Here's something I've never told anyone. I feel like I live two different lives with two different mes. Going to two different kinds of people. Both lives have different strengths and weaknesses, though I like both separate and this is more of an observation than a need for change. Don't fix what isn't broken, you know?
I've been floating on the good cloud of Karma. Shit's good, it's golden. Had a really good weekend, made a lot of memories, thanked Whoeversoutthere for such good company. I've also decided I'm going to start a new project for myself, the good deeds project. Not sure about the details, but basically I'm going to do good deeds everyday and ask others to pass them along. Should be simple. We learned this kind of thing in elementary school, right? These little projects keep me going.
I've been thinking a lot about self-improvement and actually took a painful look at my own faults. I don't like negativity, I avoid it most times, but this was necessary. It's something I've been wanting to deal with but mostly ignored. There's some things about me that I don't like that I want to change. Today something happened I didn't like, and it was the first time I noticed this fault of mine, though it's been going on for years. I guess it was okay in the beginning, but not now. This will be my biggest fault of mine I want to rid.

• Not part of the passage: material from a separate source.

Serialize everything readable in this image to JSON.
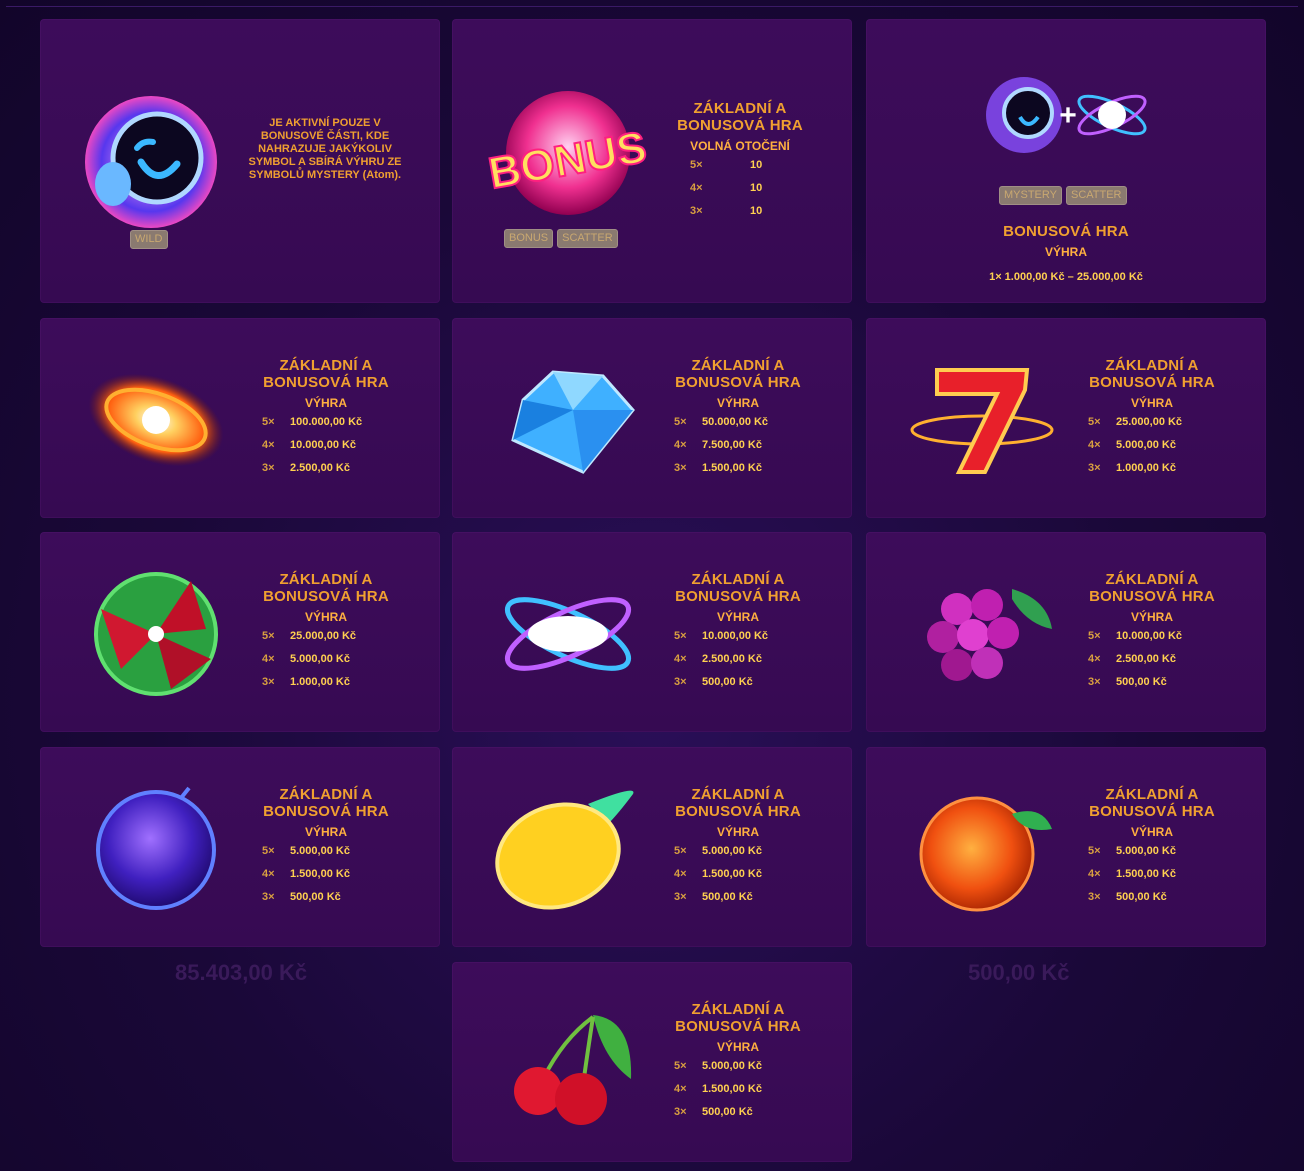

Secret: I can't comprehend love anymore. When I see it displayed on television, movies, ads, I think 'ick. stupid. fake. gross. pointless', or just thinking nothing of it at all. Nobody really interests me anymore whatsoever. Valentine's Day is coming up. This will be the first year I've spent it alone since 7th grade, but I really don't care. Even a little happy about this fact. I guess what I'm trying to say is, I don't care for love or romance anymore. Not in an unhappy way, just in a, 'whatever it really doesn't matter' kind of way, you know? Is something wrong with me?